Et puis on a tout exploré, les matériaux, les formes, les surfaces gauches, des trucs ronds, des trucs tordus, des pointus. Finalement, nous ne tirons plus d’émotion de cette richesse formelle, nous n’y croyons plus. Le paramètre formel et spatial est en perte de vitesse. Demain, sera juste, émouvant, le minimum d’espace par rapport au maximum d’utilisation, ces parois qui pourront faire des tas de choses. Nous voulons un espace d’un nouveau type, qui soit à la fois rien et tout, qui soit le moins possible dans son expression, et le plus dans ses potentialités, ses mutations; un espace qui va se prêter à ce que l’on voudra, avec peu de moyens. Je ne fais pas l’apologie d’une architecture techniciste, hyper-sophistiquée. Mais nous ne voulons plus être ennuyés par les contingences. Plus on pourra éliminer, mieux on se portera car on se consacrera à autre chose, à l’expression d’autre chose. Cela va dans le sens irrésistible de l’évolution, même si certains seront toujours attachés à des choses disparues.

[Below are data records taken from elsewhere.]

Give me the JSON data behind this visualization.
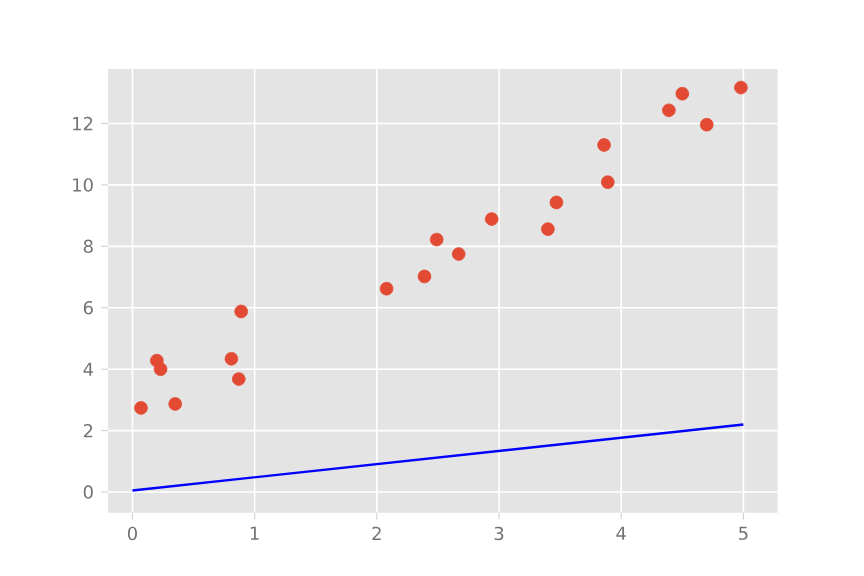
{
  "chart_data": {
    "type": "scatter",
    "xlim": [
      -0.2,
      5.28
    ],
    "ylim": [
      -0.67,
      13.77
    ],
    "xticks": [
      0,
      1,
      2,
      3,
      4,
      5
    ],
    "yticks": [
      0,
      2,
      4,
      6,
      8,
      10,
      12
    ],
    "grid": true,
    "series": [
      {
        "marker": "circle",
        "color": "#e24a33",
        "x": [
          0.07,
          0.2,
          0.23,
          0.35,
          0.81,
          0.87,
          0.89,
          2.08,
          2.39,
          2.49,
          2.67,
          2.94,
          3.4,
          3.47,
          3.86,
          3.89,
          4.39,
          4.5,
          4.7,
          4.98
        ],
        "values": [
          2.74,
          4.28,
          4.0,
          2.87,
          4.34,
          3.68,
          5.88,
          6.62,
          7.02,
          8.22,
          7.75,
          8.89,
          8.56,
          9.43,
          11.3,
          10.09,
          12.43,
          12.97,
          11.96,
          13.17
        ]
      },
      {
        "type": "line",
        "color": "#0000ff",
        "line_style": "solid",
        "x": [
          0,
          5
        ],
        "values": [
          0.05,
          2.2
        ]
      }
    ]
  }
}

(Jean Nouvel, in: « le futur sera fait de modifications », entretien paru sous le titre « Il fututo sarà fatto di cambiamento, dans Domus, n° 800, Milan, janvier 1998, repris dans François Chaslin, « Jean Nouvel, critiques », infolio, Paris, 2008, pp. 91-92.)

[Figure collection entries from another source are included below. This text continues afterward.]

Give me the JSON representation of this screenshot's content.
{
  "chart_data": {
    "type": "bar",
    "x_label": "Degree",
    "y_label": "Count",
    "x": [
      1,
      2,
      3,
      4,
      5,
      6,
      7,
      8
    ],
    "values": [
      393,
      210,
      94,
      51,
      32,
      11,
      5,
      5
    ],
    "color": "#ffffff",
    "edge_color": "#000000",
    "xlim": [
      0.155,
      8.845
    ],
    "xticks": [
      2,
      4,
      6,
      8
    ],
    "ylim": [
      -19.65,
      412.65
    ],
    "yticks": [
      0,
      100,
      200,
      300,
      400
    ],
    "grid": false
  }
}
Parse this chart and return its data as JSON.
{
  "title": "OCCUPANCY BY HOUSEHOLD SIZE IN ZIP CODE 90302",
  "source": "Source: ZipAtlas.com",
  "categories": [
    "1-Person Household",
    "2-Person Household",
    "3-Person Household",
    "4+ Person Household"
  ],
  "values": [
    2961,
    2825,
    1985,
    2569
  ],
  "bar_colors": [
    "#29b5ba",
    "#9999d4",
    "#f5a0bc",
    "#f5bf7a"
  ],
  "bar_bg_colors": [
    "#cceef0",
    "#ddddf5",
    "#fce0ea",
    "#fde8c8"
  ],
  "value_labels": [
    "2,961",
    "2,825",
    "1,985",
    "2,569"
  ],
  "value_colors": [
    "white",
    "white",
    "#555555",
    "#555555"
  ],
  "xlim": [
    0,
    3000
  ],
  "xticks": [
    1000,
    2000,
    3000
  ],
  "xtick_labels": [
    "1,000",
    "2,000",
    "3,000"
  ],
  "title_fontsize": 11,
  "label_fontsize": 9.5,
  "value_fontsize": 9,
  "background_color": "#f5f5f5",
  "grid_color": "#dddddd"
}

Je défend surtout la thèse selon laquelle, dans la modernité d’aujourd’hui, la question primordiale est celle de l’essence, qui est posée dans le rapport lumière-matière. La plupart des paramètres vont aujourd’hui dans le sens de donner la primeur à cette essence plutôt qu’à la notion géométrique de l’espace. Beaucoup de paramètres vont dans le sens de la disparition, de la conscience de la géométrie de l’espace au bénéfice d’une conscience de la nature profonde de l’espace dans lequel on est. C’est ce que j’appelle essence de l’architecture, au sens du sentiment d’une autre matérialité. Je travaille sur l’effacement de ces notions géométriques et sur la perception en profondeur, par des jeux sur la profondeur de champ, par des sortes de brouillages effectivement accélérés grâce auxquels on ne sent pas très bien où commence et où finit l’espace dans lequel on se trouve.
(Jean Nouvel, in: « la critique française m’est essentiellement hostile », une conversation radiophonique, France Culture, Métropolitains, n°120, 6 mars 2002, repris dans François Chaslin, « Jean Nouvel, critiques », infolio, Paris, 2008, p. 138.)
L’espace, l’espace: les architectes parlent toujours à propos de l’espace! Mais créer un espace n’est pas automatiquement faire de l’architecture. Avec le même espace, vous pouvez faire un chef-d’oeuvre ou provoquer un désastre. (http://www.ilikearchitecture.net/2014/07/quote-124-jean-nouvel/)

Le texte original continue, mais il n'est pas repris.